Today there wasn’t any Fox or CNN coverage of her passing. CBN, TBN, and the many Christian networks she watched and supported with her meager $5 a month didn’t mention her name. She wasn’t a Graham, a Myers, or a Furtick. She was on the frontlines taking grace and love to one person at a time, influencing hundreds maybe thousands for Christ.

My children’s children will never know Mom-mom. She, to them, will just be a thought, a question, a health history notation, but to me, so much more.

She taught me unconditional love. The kind that isn’t broken by doing something wrong, hurtful, or even by the rejection of the lover. She stood rejected many times, yet loved.

She taught unconditional grace. The kind we extend to others even when they don’t deserve it, want it, or know they need it.

She taught me forgiveness. How to let go and let God work.

She showed me what generosity looked like, giving all she had financially to help others.

She taught me that people weren’t just people, but eternal and time was short, and Christ was near.

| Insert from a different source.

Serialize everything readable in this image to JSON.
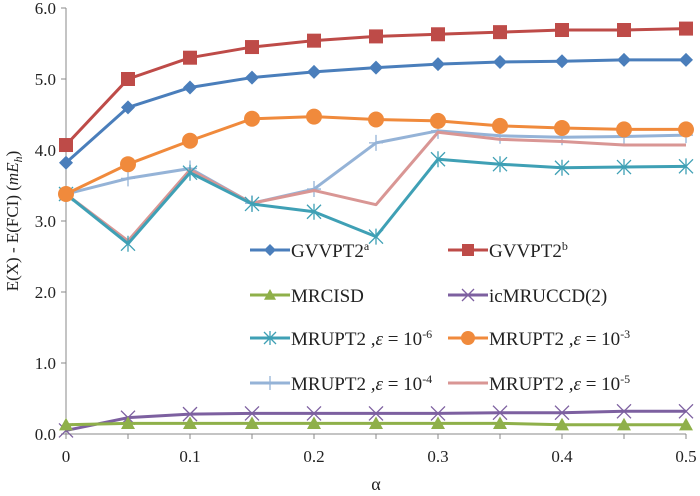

There was no race, sex, addiction, or disability that escaped her love. She just loved people where they were. She lived out the new law Romans 13 speaks of, the law of love. She lived for Christ, receiving no earthy gain or recognition.

George Lamelza

The world won’t remember Rose, but heaven will. She ran her race. It wasn’t perfect, but she did it, loving and changing people for the kingdom. She has left a heritage through her children, and their children and the many people called unlovable or unchangeable.

She lived an ordinary life according to world standards, but an extraordinary celebrated one in eternity. Death allows us to see the culmination of life. As I reflect on Mom’s, I am recharged with hope and boldness to live the rest of my life fiercely and fearlessly.

So, I ask you, boldly as Mom would; will I see you in heaven?